Amethystum Storage faces delisting after US$5 million fine for accounting fraud, raising questions over rash of tech listings
- CSRC notified the company of the penalty on Friday and warned that it may be forced to delist from Shanghai’s Star market
- Amethystum Storage’s fall from grace has raised concerns about a crop of companies that have chosen to list amid China’s domestic tech drive
Chinese optical storage firm Amethystum Storage faces a delisting from Shanghai’s Nasdaq-like tech board amid a fraud investigation, two years after its initial public offering and raising concerns over the rapid increase in listings amid the country’s drive towards greater technology self-reliance.

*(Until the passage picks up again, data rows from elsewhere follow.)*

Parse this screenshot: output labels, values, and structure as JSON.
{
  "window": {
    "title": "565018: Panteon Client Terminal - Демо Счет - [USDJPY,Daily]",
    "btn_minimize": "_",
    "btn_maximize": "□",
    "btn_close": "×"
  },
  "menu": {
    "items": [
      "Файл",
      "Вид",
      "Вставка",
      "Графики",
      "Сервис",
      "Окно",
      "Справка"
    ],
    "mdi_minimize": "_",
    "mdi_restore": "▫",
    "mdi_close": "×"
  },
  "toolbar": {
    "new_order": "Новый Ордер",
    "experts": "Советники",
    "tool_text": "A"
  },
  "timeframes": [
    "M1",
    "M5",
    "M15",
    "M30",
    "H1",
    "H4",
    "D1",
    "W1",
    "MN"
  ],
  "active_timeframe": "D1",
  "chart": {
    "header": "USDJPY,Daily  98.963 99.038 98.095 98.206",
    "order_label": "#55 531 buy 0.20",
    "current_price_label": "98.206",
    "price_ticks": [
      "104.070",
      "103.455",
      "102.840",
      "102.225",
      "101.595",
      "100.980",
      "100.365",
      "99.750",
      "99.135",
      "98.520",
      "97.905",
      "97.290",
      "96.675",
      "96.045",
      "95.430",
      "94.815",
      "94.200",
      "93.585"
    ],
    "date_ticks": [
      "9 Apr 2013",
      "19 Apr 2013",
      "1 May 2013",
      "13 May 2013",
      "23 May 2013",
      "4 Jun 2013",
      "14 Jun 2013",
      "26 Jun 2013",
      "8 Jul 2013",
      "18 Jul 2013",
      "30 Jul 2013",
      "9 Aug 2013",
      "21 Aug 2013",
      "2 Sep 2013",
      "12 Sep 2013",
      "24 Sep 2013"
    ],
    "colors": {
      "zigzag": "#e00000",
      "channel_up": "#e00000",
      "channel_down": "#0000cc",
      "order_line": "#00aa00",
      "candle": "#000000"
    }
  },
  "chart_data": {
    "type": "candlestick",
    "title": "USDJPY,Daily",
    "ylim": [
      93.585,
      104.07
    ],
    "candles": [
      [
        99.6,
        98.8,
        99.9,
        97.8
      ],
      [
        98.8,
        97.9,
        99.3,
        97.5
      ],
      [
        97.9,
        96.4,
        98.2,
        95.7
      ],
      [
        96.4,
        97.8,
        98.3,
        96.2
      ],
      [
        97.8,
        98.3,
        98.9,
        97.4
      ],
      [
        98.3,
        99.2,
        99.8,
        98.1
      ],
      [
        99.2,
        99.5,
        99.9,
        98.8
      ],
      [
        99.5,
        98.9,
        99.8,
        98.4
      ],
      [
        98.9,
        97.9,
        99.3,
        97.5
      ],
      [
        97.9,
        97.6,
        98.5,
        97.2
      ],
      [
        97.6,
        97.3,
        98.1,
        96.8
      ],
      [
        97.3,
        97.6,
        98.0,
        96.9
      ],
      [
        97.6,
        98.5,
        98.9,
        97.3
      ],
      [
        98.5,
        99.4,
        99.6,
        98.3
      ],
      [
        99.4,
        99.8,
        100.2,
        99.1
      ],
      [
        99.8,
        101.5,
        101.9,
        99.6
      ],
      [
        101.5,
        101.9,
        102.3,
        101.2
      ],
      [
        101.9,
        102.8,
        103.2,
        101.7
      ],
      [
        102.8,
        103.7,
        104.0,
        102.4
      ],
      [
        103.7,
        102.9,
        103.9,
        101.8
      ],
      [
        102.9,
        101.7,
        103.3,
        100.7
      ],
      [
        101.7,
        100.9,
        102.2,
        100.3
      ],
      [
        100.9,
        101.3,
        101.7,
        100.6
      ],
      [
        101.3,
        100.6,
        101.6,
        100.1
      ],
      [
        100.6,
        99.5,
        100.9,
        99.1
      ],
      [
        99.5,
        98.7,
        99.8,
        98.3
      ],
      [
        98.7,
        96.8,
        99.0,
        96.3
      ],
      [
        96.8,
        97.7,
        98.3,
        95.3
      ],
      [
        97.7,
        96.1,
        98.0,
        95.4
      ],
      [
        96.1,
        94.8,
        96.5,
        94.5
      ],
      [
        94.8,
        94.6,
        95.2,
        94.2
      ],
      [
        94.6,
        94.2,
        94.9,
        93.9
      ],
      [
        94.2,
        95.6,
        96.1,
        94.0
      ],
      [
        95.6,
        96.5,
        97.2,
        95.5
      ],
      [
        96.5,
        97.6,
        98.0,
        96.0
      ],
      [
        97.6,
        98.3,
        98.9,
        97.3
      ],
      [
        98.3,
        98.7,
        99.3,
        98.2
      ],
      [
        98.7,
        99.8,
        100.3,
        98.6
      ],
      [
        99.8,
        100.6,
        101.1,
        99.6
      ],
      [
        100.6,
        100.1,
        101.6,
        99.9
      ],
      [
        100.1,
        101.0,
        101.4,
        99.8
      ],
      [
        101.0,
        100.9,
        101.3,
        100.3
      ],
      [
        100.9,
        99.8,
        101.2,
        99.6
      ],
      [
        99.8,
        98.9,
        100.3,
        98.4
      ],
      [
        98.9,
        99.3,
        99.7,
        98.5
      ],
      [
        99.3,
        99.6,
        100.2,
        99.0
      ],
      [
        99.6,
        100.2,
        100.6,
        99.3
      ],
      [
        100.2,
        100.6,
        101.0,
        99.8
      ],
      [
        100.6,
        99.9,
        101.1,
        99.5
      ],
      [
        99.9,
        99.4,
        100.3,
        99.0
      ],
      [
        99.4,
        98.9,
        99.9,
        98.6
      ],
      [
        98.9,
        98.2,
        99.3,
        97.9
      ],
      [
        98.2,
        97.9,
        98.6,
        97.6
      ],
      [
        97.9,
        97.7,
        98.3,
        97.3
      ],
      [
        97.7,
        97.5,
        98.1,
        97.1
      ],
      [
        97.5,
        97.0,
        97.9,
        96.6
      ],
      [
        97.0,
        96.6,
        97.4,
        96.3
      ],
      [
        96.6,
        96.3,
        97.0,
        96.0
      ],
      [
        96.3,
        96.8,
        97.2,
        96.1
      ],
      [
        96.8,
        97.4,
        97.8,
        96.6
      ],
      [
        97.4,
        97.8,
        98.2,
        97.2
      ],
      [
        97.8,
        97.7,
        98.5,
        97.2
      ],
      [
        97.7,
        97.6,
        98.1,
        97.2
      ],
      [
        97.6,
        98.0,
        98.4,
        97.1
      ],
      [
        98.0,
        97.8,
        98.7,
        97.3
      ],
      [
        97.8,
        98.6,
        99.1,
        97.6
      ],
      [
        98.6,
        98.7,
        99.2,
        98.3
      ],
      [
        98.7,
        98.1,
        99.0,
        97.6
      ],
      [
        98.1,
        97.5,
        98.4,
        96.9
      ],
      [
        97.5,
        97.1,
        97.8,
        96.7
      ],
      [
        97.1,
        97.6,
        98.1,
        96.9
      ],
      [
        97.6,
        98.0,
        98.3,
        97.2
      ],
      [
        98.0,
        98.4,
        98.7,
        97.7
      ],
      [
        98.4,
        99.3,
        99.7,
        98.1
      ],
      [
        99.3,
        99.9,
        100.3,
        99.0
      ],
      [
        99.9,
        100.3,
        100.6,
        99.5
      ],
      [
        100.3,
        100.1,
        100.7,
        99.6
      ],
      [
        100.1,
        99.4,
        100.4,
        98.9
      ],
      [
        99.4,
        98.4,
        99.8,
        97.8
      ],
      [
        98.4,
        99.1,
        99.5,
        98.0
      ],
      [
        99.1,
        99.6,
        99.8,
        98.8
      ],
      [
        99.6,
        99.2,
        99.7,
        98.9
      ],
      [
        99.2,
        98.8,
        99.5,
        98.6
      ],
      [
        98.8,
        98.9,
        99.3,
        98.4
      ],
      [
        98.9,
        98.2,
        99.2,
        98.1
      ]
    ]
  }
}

The China Securities Regulatory Commission, the country’s securities watchdog, has fined Amethystum Storage 36.7 million yuan (US$5.1 million) for fabricating sales and profit figures in its prospectus and failing to disclose its external guarantees to investors, according to a company filing over the weekend.
CSRC notified the company of the penalty on Friday and warned that it may be forced to delist from Shanghai’s Star market, the company said in its filing. The company has not received a formal decision yet on delisting and will fully cooperate with the CSRC, it added.
Back in 2020, Amethystum Storage was the first optical storage firm to list on the Shanghai Star market, the exchange board dedicated to technology and innovation companies, and its stock price rose nearly threefold on its debut. However, the company is down 94 per cent from a peak on the first day of trading.
Amethystum Storage’s fall from grace has raised concerns about a crop of tech companies that have chosen to list amid China’s drive to achieve greater independence in strategic technologies. For example, the semiconductor sector – a core area in this vision amid US trade sanctions – has been hit by a rash of fraud and corruption investigations related to the country’s Big Fund, which is dedicated to the capital-intensive chip industry.